Ведь это я не оправдала его ожиданий. Я не вытянула взятую на себя ответственность и разрушила нашу семью.
— Ну уж нет! Что значит «содержал»? Снял квартиру, чтобы расхаживать по ней хозяином и иметь на расстоянии вытянутой руки сразу и домработницу, и любовницу? Не нужно принимать его удобства и амбиции за мнимую заботу о тебе, — её взгляд упирается прямиком в меня, чтобы не пропустить момент, когда подкинутые зёрна сомнений дадут первые ростки. Только я не выдерживаю и отворачиваюсь, предпочитая наблюдать за тем, как дворник расчищает пешеходную дорожку.
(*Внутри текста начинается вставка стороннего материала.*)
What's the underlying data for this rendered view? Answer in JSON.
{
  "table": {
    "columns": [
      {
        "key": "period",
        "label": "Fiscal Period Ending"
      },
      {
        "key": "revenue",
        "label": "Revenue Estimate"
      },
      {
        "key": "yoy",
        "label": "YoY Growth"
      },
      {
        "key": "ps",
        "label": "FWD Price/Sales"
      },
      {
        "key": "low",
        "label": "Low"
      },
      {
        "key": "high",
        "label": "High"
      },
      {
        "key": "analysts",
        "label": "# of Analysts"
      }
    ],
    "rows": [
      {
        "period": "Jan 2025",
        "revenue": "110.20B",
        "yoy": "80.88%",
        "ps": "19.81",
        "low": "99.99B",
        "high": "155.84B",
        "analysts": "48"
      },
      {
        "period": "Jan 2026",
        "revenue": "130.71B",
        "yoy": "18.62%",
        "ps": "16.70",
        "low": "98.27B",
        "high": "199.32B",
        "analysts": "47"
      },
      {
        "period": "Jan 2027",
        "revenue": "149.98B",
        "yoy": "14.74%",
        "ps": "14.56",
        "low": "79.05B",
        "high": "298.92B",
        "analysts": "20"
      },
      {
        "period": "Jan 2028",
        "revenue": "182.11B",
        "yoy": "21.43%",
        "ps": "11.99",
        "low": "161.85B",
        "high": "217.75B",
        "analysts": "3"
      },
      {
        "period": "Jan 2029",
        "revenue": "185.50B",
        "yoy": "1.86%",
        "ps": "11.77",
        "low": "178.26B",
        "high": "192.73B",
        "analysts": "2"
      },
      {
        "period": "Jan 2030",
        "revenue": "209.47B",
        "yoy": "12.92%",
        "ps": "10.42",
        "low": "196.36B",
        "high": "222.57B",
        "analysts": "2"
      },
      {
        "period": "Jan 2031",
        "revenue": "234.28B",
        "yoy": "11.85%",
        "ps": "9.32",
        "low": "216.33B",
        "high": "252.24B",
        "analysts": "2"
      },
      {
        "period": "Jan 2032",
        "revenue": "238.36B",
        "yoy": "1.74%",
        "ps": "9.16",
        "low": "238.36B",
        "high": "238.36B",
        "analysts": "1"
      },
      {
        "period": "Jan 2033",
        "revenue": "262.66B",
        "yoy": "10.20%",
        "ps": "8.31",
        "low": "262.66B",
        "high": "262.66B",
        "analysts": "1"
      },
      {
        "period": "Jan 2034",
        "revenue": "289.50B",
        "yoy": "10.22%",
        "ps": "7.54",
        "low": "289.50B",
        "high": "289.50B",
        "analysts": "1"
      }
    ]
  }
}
— Это называется «строить семью», мама.
— Я съезжалась с мужчинами достаточно раз, чтобы понимать, что совместное проживание не имеет ничего общего с попыткой построить семью. Впрочем, как и штамп в паспорте, — это только добавляет лишних проблем, когда людям надоедает прикидываться друг перед другом, — замечает она с лёгкой снисходительной улыбкой и тушит сигарету острым носком сапожка. — Вы с Ритой обе мечтательницы и идеалистки. Но жизнь очень некрасивая штука, и не стоит ждать от неё чего-то особенного. Разочарований будет ещё очень много, так что лучше учись думать только о себе. Ты выглядишь… непростительно плохо для женщины, решившей вырваться на свободу.
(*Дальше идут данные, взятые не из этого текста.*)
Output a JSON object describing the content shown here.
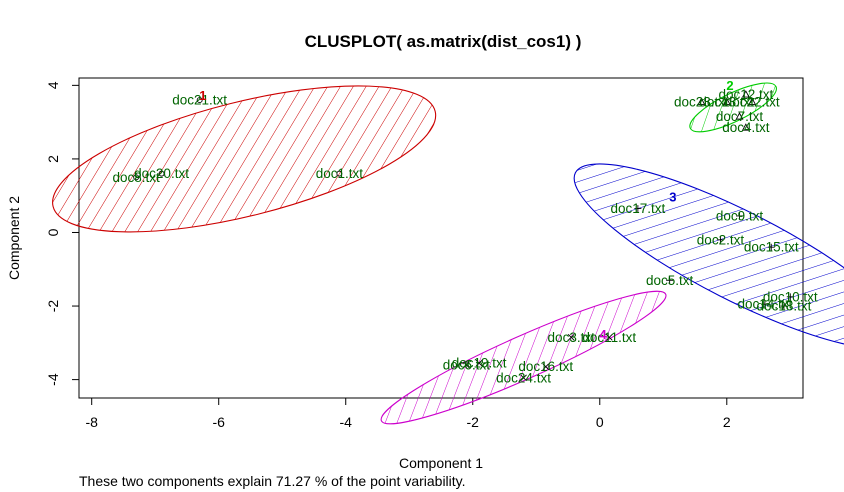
{
  "chart_data": {
    "type": "scatter",
    "title": "CLUSPLOT( as.matrix(dist_cos1) )",
    "xlabel": "Component 1",
    "ylabel": "Component 2",
    "footnote": "These two components explain 71.27 % of the point variability.",
    "xlim": [
      -8.2,
      3.2
    ],
    "ylim": [
      -4.5,
      4.2
    ],
    "xticks": [
      -8,
      -6,
      -4,
      -2,
      0,
      2
    ],
    "yticks": [
      -4,
      -2,
      0,
      2,
      4
    ],
    "grid": false,
    "legend": "none",
    "label_color": "#006400",
    "clusters": [
      {
        "id": "1",
        "color": "#cc0000",
        "hatch_angle": 45,
        "center": [
          -5.6,
          2.0
        ],
        "ellipse_rx": 3.1,
        "ellipse_ry": 1.55,
        "ellipse_angle_deg": 14,
        "label_position": [
          -6.25,
          3.72
        ],
        "point_symbol": "circle",
        "points": [
          {
            "label": "doc21.txt",
            "x": -6.3,
            "y": 3.6
          },
          {
            "label": "doc20.txt",
            "x": -6.9,
            "y": 1.6
          },
          {
            "label": "doc8.txt",
            "x": -7.3,
            "y": 1.5
          },
          {
            "label": "doc1.txt",
            "x": -4.1,
            "y": 1.6
          }
        ]
      },
      {
        "id": "2",
        "color": "#00cc00",
        "hatch_angle": 45,
        "center": [
          2.1,
          3.4
        ],
        "ellipse_rx": 0.75,
        "ellipse_ry": 0.38,
        "ellipse_angle_deg": 26,
        "label_position": [
          2.05,
          4.0
        ],
        "point_symbol": "triangle",
        "points": [
          {
            "label": "doc12.txt",
            "x": 2.3,
            "y": 3.75
          },
          {
            "label": "doc23.txt",
            "x": 1.6,
            "y": 3.55
          },
          {
            "label": "doc13.txt",
            "x": 2.0,
            "y": 3.55
          },
          {
            "label": "doc22.txt",
            "x": 2.4,
            "y": 3.55
          },
          {
            "label": "doc7.txt",
            "x": 2.2,
            "y": 3.15
          },
          {
            "label": "doc4.txt",
            "x": 2.3,
            "y": 2.85
          }
        ]
      },
      {
        "id": "3",
        "color": "#0000cc",
        "hatch_angle": 45,
        "center": [
          2.2,
          -0.65
        ],
        "ellipse_rx": 2.9,
        "ellipse_ry": 1.2,
        "ellipse_angle_deg": -27,
        "label_position": [
          1.15,
          0.97
        ],
        "point_symbol": "plus",
        "points": [
          {
            "label": "doc17.txt",
            "x": 0.6,
            "y": 0.65
          },
          {
            "label": "doc9.txt",
            "x": 2.2,
            "y": 0.45
          },
          {
            "label": "doc2.txt",
            "x": 1.9,
            "y": -0.2
          },
          {
            "label": "doc15.txt",
            "x": 2.7,
            "y": -0.4
          },
          {
            "label": "doc5.txt",
            "x": 1.1,
            "y": -1.3
          },
          {
            "label": "doc10.txt",
            "x": 3.0,
            "y": -1.75
          },
          {
            "label": "doc14.txt",
            "x": 2.6,
            "y": -1.95
          },
          {
            "label": "doc18.txt",
            "x": 2.9,
            "y": -2.0
          }
        ]
      },
      {
        "id": "4",
        "color": "#cc00cc",
        "hatch_angle": 45,
        "center": [
          -1.2,
          -3.4
        ],
        "ellipse_rx": 2.45,
        "ellipse_ry": 0.58,
        "ellipse_angle_deg": 24,
        "label_position": [
          0.05,
          -2.78
        ],
        "point_symbol": "x",
        "points": [
          {
            "label": "doc3.txt",
            "x": -0.45,
            "y": -2.85
          },
          {
            "label": "doc11.txt",
            "x": 0.15,
            "y": -2.85
          },
          {
            "label": "doc6.txt",
            "x": -2.1,
            "y": -3.6
          },
          {
            "label": "doc19.txt",
            "x": -1.9,
            "y": -3.55
          },
          {
            "label": "doc16.txt",
            "x": -0.85,
            "y": -3.65
          },
          {
            "label": "doc24.txt",
            "x": -1.2,
            "y": -3.95
          }
        ]
      }
    ]
  }
}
Пока она отвлекается на телефонный звонок и обещает своему спутнику подойти уже через пару минут, я выдыхаю с облегчением: меня и обычные разговоры с мамой угнетают и выводят из себя, а уж попытка переступить через запретную границу наших диаметрально противоположных жизненных философий и вовсе грозит развязыванием нового острого конфликта.
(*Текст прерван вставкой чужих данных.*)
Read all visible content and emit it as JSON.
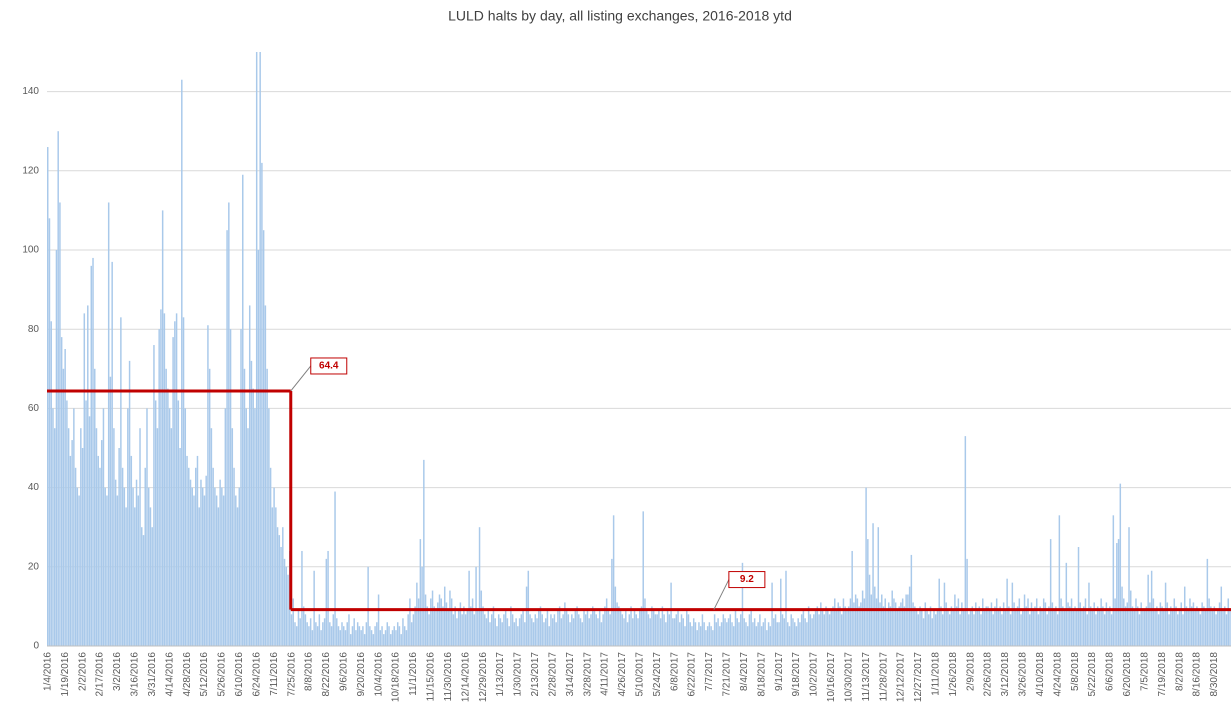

Несколько лет личной терапии так и не смогли заставить меня примириться с ней и перестать испытывать по-детски упрямое отторжение ко всему, что касалось бы её. Рядом с мамой я всегда недолюбленный, обиженный ребёнок, капризно топающий ногами и орущий на грани истерики «я сама, сама!».
До определённого возраста для каждого из нас мама — это и есть весь мир. Она заключает в себе всё, что мы слышим, видим, говорим; всё, что мы чувствуем и чего хотим. Абсолютный идеал, отталкиваясь от которого идёт медленное наслаивание чего-то собственного, формирование индивидуальной личности.
Но эта женщина никогда не была идеалом. Не смогла удержать отца Риты, — я так и не научилась называть его иначе, слишком личным «папа» или отстранённым «отчим», — и развалила семью, не смогла стать хорошей матерью, не смогла найти себе такой образ жизни, чтобы при вопросе «а чем занимается ваша мама?» нам с сестрой не приходилось улыбаться натужно, панически перебирая в голове наиболее приемлемые формулировки циничного и правдивого «содержанка».
И сейчас я смотрю на неё, — с прежней обидой, с каким-то лёгким страхом, с тщательно подавляемым интересом, — и пытаюсь заставить себя понять. Не принять, но хотя бы понять её.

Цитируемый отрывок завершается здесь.